Your right they will adjust to pinpoint if your rifle shoots good enough to tell. Also, the adjustment is stiff enough that it will not move.


----------



## Ramblin Rogue (Jun 16, 2005)

If your rifle shoots good enough to be concerned about 1/16th of an inch at 100, I would not be putting a $300.00 scope on it. I may be new to the forum but not to bench shooting. All of my rifles custom, semi-custom and production have scopes that adjust a minimum of 1/8 MOA but most have 1/4 MOA and it is not a concern. When you shoot that tight it is not about exact point of impact as much as group size. IMHO.

I have a few older Leupolds with tension twist and they have never failed me.


----------



## Dave_w (May 25, 2005)

Pros and cons to both the twist and the click styles.

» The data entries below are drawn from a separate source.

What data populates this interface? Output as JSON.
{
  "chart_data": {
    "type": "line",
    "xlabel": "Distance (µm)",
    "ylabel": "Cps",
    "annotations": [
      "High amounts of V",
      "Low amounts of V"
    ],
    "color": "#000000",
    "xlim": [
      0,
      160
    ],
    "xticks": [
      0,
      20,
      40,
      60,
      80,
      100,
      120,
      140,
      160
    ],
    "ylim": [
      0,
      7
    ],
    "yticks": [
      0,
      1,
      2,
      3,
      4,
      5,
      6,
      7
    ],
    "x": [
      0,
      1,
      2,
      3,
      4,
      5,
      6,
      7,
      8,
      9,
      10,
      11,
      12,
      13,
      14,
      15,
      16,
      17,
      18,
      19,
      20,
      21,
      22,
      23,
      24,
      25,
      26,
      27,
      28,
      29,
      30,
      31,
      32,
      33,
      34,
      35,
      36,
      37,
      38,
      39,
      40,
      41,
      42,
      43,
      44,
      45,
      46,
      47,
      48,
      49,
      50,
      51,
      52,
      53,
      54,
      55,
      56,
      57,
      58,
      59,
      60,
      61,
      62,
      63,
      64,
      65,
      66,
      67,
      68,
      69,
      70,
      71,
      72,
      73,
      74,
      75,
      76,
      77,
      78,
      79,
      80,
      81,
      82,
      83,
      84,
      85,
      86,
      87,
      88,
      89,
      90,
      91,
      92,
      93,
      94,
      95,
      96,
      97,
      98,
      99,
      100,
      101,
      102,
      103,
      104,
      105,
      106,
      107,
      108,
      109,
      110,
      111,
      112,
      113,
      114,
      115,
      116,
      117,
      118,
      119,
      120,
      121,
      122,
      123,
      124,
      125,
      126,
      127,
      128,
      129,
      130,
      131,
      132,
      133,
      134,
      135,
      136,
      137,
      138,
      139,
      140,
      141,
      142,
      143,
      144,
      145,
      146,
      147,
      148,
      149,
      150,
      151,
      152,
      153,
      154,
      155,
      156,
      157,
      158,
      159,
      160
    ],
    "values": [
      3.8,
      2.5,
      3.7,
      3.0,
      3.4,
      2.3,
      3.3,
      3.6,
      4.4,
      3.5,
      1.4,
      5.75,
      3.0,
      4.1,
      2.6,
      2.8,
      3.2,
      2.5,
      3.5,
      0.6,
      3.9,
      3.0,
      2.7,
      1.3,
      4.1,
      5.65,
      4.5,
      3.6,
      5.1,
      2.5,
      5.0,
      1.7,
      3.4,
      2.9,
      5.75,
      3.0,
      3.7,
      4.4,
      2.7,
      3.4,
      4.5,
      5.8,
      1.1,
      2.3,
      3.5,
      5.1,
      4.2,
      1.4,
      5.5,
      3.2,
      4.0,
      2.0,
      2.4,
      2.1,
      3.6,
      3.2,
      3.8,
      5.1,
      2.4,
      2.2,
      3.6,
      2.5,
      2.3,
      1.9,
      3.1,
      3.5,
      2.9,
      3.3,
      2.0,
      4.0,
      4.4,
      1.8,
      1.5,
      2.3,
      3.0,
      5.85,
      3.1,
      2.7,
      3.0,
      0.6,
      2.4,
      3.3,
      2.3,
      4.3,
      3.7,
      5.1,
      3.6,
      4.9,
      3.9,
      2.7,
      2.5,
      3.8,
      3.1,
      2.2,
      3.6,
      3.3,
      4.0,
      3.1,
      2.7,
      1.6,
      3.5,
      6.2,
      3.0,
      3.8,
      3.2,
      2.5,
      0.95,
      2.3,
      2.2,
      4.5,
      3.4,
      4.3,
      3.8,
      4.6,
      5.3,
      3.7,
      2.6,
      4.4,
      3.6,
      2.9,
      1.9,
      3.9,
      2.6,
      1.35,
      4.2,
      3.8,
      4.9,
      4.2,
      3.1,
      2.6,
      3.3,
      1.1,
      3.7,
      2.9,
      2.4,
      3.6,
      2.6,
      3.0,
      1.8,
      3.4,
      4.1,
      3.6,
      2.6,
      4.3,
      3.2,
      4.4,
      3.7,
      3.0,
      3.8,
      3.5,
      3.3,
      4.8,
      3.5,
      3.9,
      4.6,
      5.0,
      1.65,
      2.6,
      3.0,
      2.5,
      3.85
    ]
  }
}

The twist style makes it harder to adjust based on conditions, but you can get as precise as you need to be with it. The click style is easy to adjust, but you're left with that annoying gap. Although frankly, like the other guy said, does it really matter? How big is the X-ring, and at what range are you shooting? If the click is 1/2" at 150 yards, it's 1" at 300. And then it'll only barely matter. And besides, most of the clicks are 1/8" or 1/4", so unless you're shooting at something half a mile away with a gun accurate enough that that kind of aim really matters...


----------